Mainstream climate science has said nothing about the natural processes that make up ENSO and similar phenomena such as cloud behavior. They attempt to use a radiation only model of the Earth – Sun system to account for all of global warming/climate change. Mainstream climate science has no well confirmed physical hypotheses that describe some natural process unless that natural process is the radiation exchange between Earth and Sun. They have no such hypotheses because they believe that no natural process such as ENSO has any role to play in global warming/climate change. In this belief, they are dead wrong. Even Arrhenius knew that the effects of increased atmospheric CO2, whether warming or cooling, depended entirely on natural processes such as cloud behavior.
Bob Tisdale – Regarding your comparison of a model mean to observations, I would suggest everyone read http://tamino.wordpress.com/2011/11/20/tisdale-fumbles-pielke-cheers/, where this particular issue is discussed.
And yes, Bob, I have read some of your replies. You have (in my view) correctly discussed the nature of those means. But – you then continue to compare a single observational record with that averaged value, not discussing the fact that observations lie within the range of values for those averaged runs. I consider that a significant omission.
And no, the models are not perfection by any measure. They don’t match terribly well to the details of turning points (1940’s, 1970’s), very few come anywhere close to tracking ENSO or other decadal variations. But if the criteria for modeling was perfection, we would never get out of bed.
“Remember that all models are wrong; the practical question is how wrong do they have to be to not be useful.” – George Box, http://en.wikipedia.org/wiki/George_E._P._Box
I would have to opine (again, personal opinion) that the fact that observations fall within the bounds of the model runs makes those models useful.
NK says:
December 28, 2011 at 7:20 am
“fred Berple @12:34: BINGO– what the warmist commenters seem to misunderstand is that the IPCC ‘models’ Tisdale is evaluating are look back models that supposedly describe the past temperature record– and they fail to get that right, yielding only a 95% accuracy record. An engineering model measuring physical processes would be virtually 100% accurate; would you design a bridge using a structural engineering model or a new aircraft wing with an aerodynamic flow model that was 95% only accurate? Of course not — that failure rate is an utter disaster. With all the funding and computing power, how did the IPCC models fail when engineering and other database models routinely achieve virtually 100% accuracy?”
The answer is very simple. Engineering models actually embody tried and true principles from engineering that are applied to the special case at hand by expert engineers who are overseeing the project.

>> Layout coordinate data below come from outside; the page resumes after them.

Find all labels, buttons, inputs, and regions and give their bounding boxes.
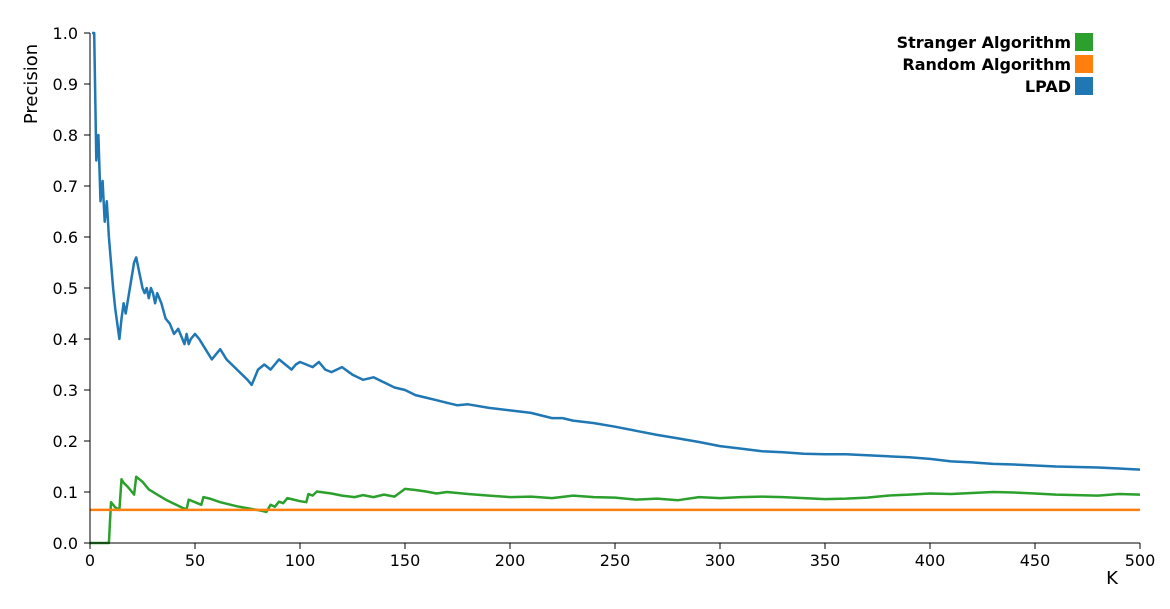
legend-label-1: Random Algorithm — [902, 55, 1071, 74]
legend-label-0: Stranger Algorithm — [897, 33, 1071, 52]
y-tick-label: 0.2 — [53, 432, 78, 451]
y-tick-label: 0.5 — [53, 279, 78, 298]
y-tick-label: 0.7 — [53, 177, 78, 196]
y-tick-label: 0.1 — [53, 483, 78, 502]
legend-label-2: LPAD — [1025, 77, 1071, 96]
y-axis-label: Precision — [21, 44, 42, 124]
y-tick-label: 0.6 — [53, 228, 78, 247]
y-tick-label: 0.8 — [53, 126, 78, 145]
y-tick-label: 0.4 — [53, 330, 78, 349]
legend: Stranger Algorithm Random Algorithm LPAD — [897, 33, 1093, 96]
x-tick-label: 50 — [185, 551, 205, 570]
legend-swatch-0 — [1075, 33, 1093, 51]
legend-swatch-1 — [1075, 55, 1093, 73]
x-tick-label: 300 — [705, 551, 736, 570]
y-tick-label: 0.3 — [53, 381, 78, 400]
x-axis: 0 50 100 150 200 250 300 350 400 450 500 — [85, 542, 1156, 570]
x-tick-label: 150 — [390, 551, 421, 570]
series-line-2 — [92, 31, 1141, 471]
legend-swatch-2 — [1075, 77, 1093, 95]
x-tick-label: 100 — [285, 551, 316, 570]
x-tick-label: 0 — [85, 551, 95, 570]
x-tick-label: 250 — [600, 551, 631, 570]
y-tick-label: 1.0 — [53, 24, 78, 43]
x-tick-label: 450 — [1020, 551, 1051, 570]
y-axis: 0.0 0.1 0.2 0.3 0.4 0.5 0.6 0.7 0.8 0.9 1.0 — [53, 24, 91, 553]
series-line-0 — [90, 475, 1141, 545]
y-tick-label: 0.0 — [53, 534, 78, 553]
x-tick-label: 200 — [495, 551, 526, 570]
x-axis-label: K — [1106, 568, 1119, 589]
x-tick-label: 500 — [1125, 551, 1156, 570]
x-tick-label: 350 — [810, 551, 841, 570]
plot-area — [90, 31, 1141, 545]
y-tick-label: 0.9 — [53, 75, 78, 94]
x-tick-label: 400 — [915, 551, 946, 570]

By contrast, mainstream climate science has no physical hypotheses about the natural processes that make up climate, except for their one grand hypothesis about radiation exchange between the Earth and the Sun. Mainstream climate models are nothing more than computer code that attempts to reproduce the various historical graphs of temperature change and related changes. It is as if engineers were to attempt to construct a model of a bridge project by carefully recording the observable data from some existing bridges and the terrain in which they exist.
The obvious question being begged is this:
‘If step changes in ocean temperature come from el Nino events, did step change coolings follow La Nina events?’
I guess the question to ask is what the threshold of event needs to be to trigger a change and whether major La Ninas in the 1970s or before triggered oceanic cooling or not.